Tudo começou na Dinamarca: até 2040, nenhum carro rodando pelas ruas e estradas dinamarquesas poderá ter motor a combustão. Todos terão de ser elétricos.

A ideia se alastrou pelo mundo: França, Reino Unido e China decidiram fazer o mesmo e outros países foram ainda mais agressivos em suas metas, como a Holanda, que estipulou sua meta para 2025, ou alguns estados da Alemanha e toda a Índia, que definiram 2030 como prazo final.

Como era de se esperar, os fabricantes de veículos se juntaram ao frenesi antipoluição. A Volvo anunciou que não fabricará mais veículos com motores a combustão a partir de 2019. A GM anunciou que lançará dezenove modelos de veículos elétricos até 2020.

Enquanto isso, a Tesla avança para fabricar 500 mil carros elétricos até 2018 — o que, segundo a empresa, exigiria toda a produção global de baterias de íon-lítio só para seus carros. Como resolver esse problema? Construindo a maior fábrica de baterias do mundo, a Gigafactory, com capacidade para produzir o total de 35 gigawatts-horas em baterias. Isso seria o equivalente a duplicar a produção global de baterias. Quando concluída, estima-se que a Gigafactory será a maior construção do mundo.

A nova realidade é reconhecida até mesmo pelos maiores produtores de petróleo, como demonstra o novo plano econômico da Arábia Saudita. Até 2030, as autoridades sauditas pretendem diminuir a participação da receita com o petróleo para 35% do orçamento total do país, e inclui até mesmo a venda de parte da estatal Aramco, a maior empresa petrolífera do mundo.

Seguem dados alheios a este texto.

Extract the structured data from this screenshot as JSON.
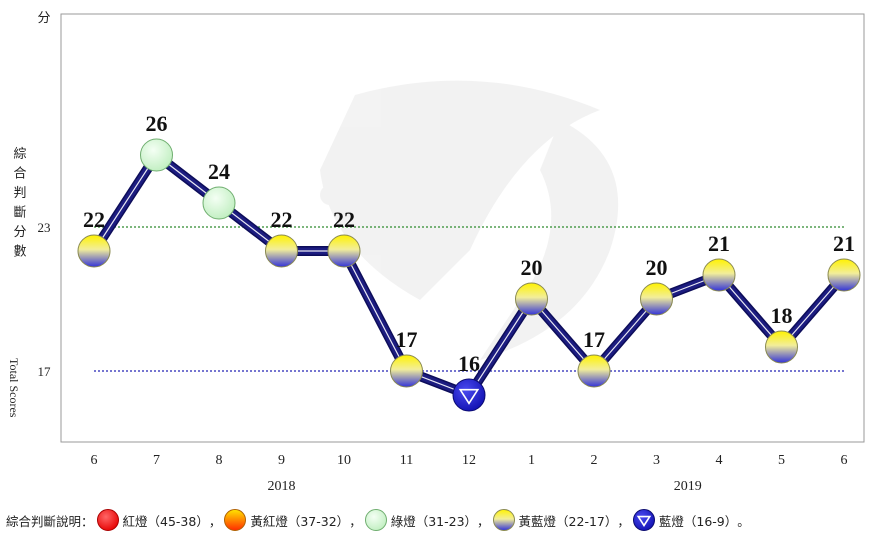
{
  "chart_data": {
    "type": "line",
    "y_unit": "分",
    "ylabel_zh": "綜合判斷分數",
    "ylabel_en": "Total Scores",
    "ylim": [
      11,
      30
    ],
    "yticks": [
      17,
      23
    ],
    "thresholds": [
      {
        "value": 23,
        "color": "#2e8b2e"
      },
      {
        "value": 17,
        "color": "#2323b4"
      }
    ],
    "categories": [
      "6",
      "7",
      "8",
      "9",
      "10",
      "11",
      "12",
      "1",
      "2",
      "3",
      "4",
      "5",
      "6"
    ],
    "year_labels": [
      {
        "text": "2018",
        "center_index": 3
      },
      {
        "text": "2019",
        "center_index": 9.5
      }
    ],
    "series": [
      {
        "values": [
          22,
          26,
          24,
          22,
          22,
          17,
          16,
          20,
          17,
          20,
          21,
          18,
          21
        ],
        "signals": [
          "yellow-blue",
          "green",
          "green",
          "yellow-blue",
          "yellow-blue",
          "yellow-blue",
          "blue",
          "yellow-blue",
          "yellow-blue",
          "yellow-blue",
          "yellow-blue",
          "yellow-blue",
          "yellow-blue"
        ],
        "color": "#1c1c80"
      }
    ],
    "grid": false
  },
  "legend": {
    "title": "綜合判斷說明：",
    "items": [
      {
        "signal": "red",
        "text": "紅燈（45-38）",
        "sep": "，"
      },
      {
        "signal": "yellow-red",
        "text": "黃紅燈（37-32）",
        "sep": "，"
      },
      {
        "signal": "green",
        "text": "綠燈（31-23）",
        "sep": "，"
      },
      {
        "signal": "yellow-blue",
        "text": "黃藍燈（22-17）",
        "sep": "，"
      },
      {
        "signal": "blue",
        "text": "藍燈（16-9）",
        "sep": "。"
      }
    ]
  },
  "colors": {
    "line": "#1c1c80",
    "red": "#ff1a1a",
    "green": "#d4f5d4",
    "yellow": "#fff200",
    "blue": "#3a3ae0",
    "frame": "#9a9a9a"
  }
}
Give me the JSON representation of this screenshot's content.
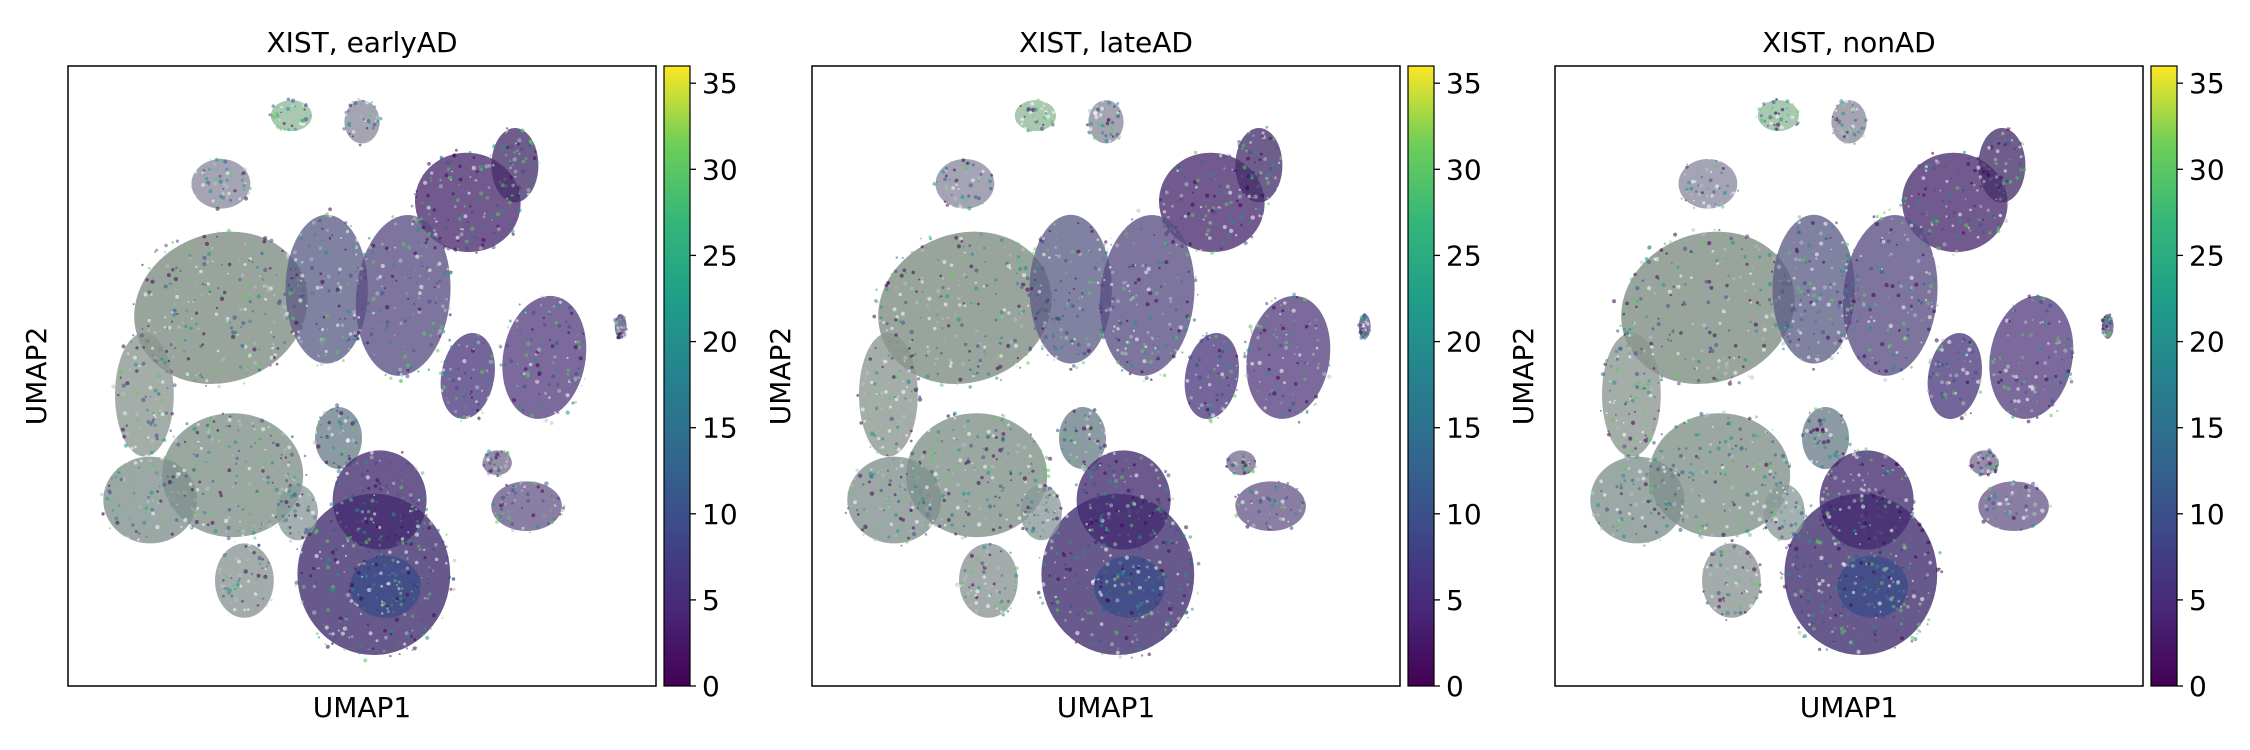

Tudo muito bom, tudo muito bem, mas realmente… quais serão as implicações desta mudança? É difícil responder esta pergunta em se tratando de uma nova tecnologia, como é o caso de veículos elétricos. Apesar de toda empolgação com o assunto, ao final de 2016 havia pouco mais de 2 milhões de veículos realmente elétricos rodando pelo mundo — uma molécula de ar puro na fumaça de 1,2 bilhão de carros que havia no planeta em 2014.

Porém, como sempre acontece nestes casos, é em locais impensáveis que podemos ter uma ideia aproximada do impacto de uma novidade sobre o mundo. No caso dos carros elétricos, esse local é a Mongólia.

Talvez não haja outro país no mundo em que a penetração de carros elétricos, ou híbridos, tenha se dado mais profundamente do que na terra de Genghis Khan. Estimativas oficiais apontam que em 2012, havia 228.592 veículos licenciados no país, e que este número crescia a uma taxa de 150 a 300 veículos por dia. Uma conta de padaria nos mostra, portanto, ser bastante provável, considerando os 1044 dias úteis dos anos de 2013 a 2016, que este número esteja por volta de 385 mil veículos licenciados, ao final do ano passado.

E, desse total, 13% de todos os carros eram Toyota Prius, sendo que em 2015, mongóis tinham importado 19.494 destes veículos, ou 52,5% de todos os carros importados pelo país. Todos usados: segundo a Toyota, apenas 10 Prius novos foram vendidos no país no mesmo ano.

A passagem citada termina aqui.